Plan for 200-400 MAD (around 19-37 EUR) per person for a full meal with a drink. Starters run 60-110 MAD, mains 110-180 MAD, cocktails 90-140 MAD, and glasses of wine 70-110 MAD. Prices are slightly above ground-level cafés but standard for a medina rooftop with a full bar.
Reservations are recommended for sunset and dinner in high season (October to April) and on weekends year-round. Call +212 5 24 37 59 04 or book via the website. Ask specifically for a terrace table with a view, as some interior-adjacent seats lack the panorama.
No — they are sister venues in the Kabaj group founded by Kamal Laftimi. Café des Épices is on Rahba Kedima at street level, with a lighter café menu and no alcohol. Terrasse des Épices is up four flights of stairs nearby, with a full restaurant menu, a cocktail bar, and panoramic medina views.

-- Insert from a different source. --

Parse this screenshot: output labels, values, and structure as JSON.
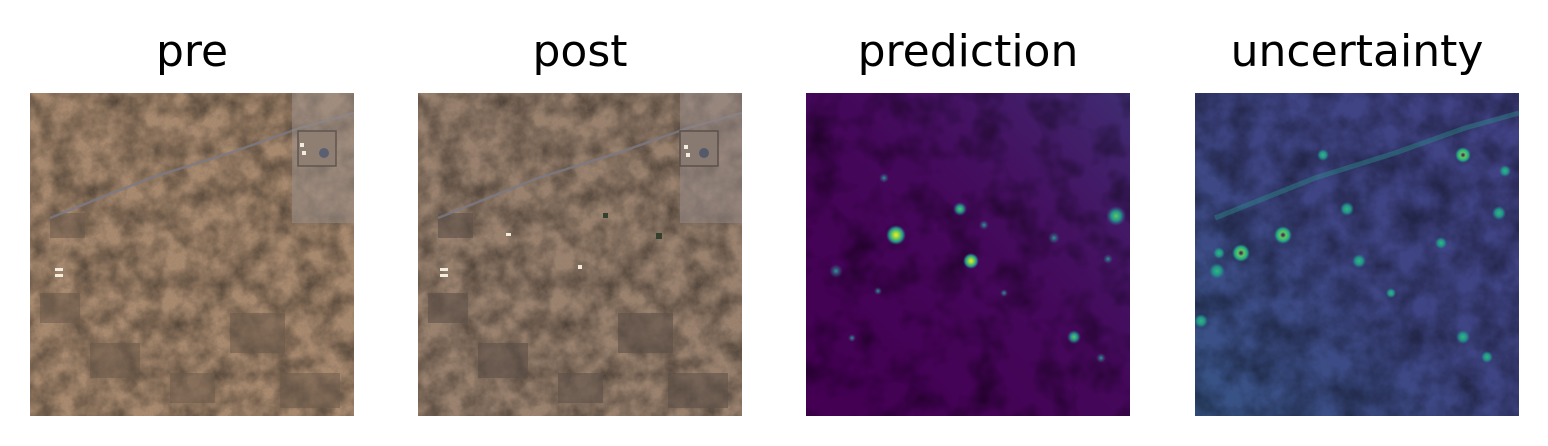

Yes. Arrive 30-45 minutes before sunset for the best golden-hour light over the medina rooftops, with the Atlas Mountains in the distance and the Koutoubia minaret to the south. Around 5:30 PM in winter and 7:30 PM in midsummer are the prime moments.
Yes, especially at lunch. Families are common during the daytime service. The four flights of stairs, the bar atmosphere, and the late dinner hours make evenings less child-friendly, so book lunch or early dinner if you are bringing younger kids.
Unfortunately no. The rooftop is reached by four flights of narrow stairs and there is no lift. Mobility-restricted guests should consider the sister venue Café des Épices on Rahba Kedima at street level, which has a similar atmosphere on a smaller scale.
Smart casual. Linen, jeans, and dressy sandals are all fine for lunch and dinner. Avoid shorts and gym wear for evening service. The atmosphere is relaxed compared to formal palace restaurants like Dar Yacout, but it is still a destination dinner spot.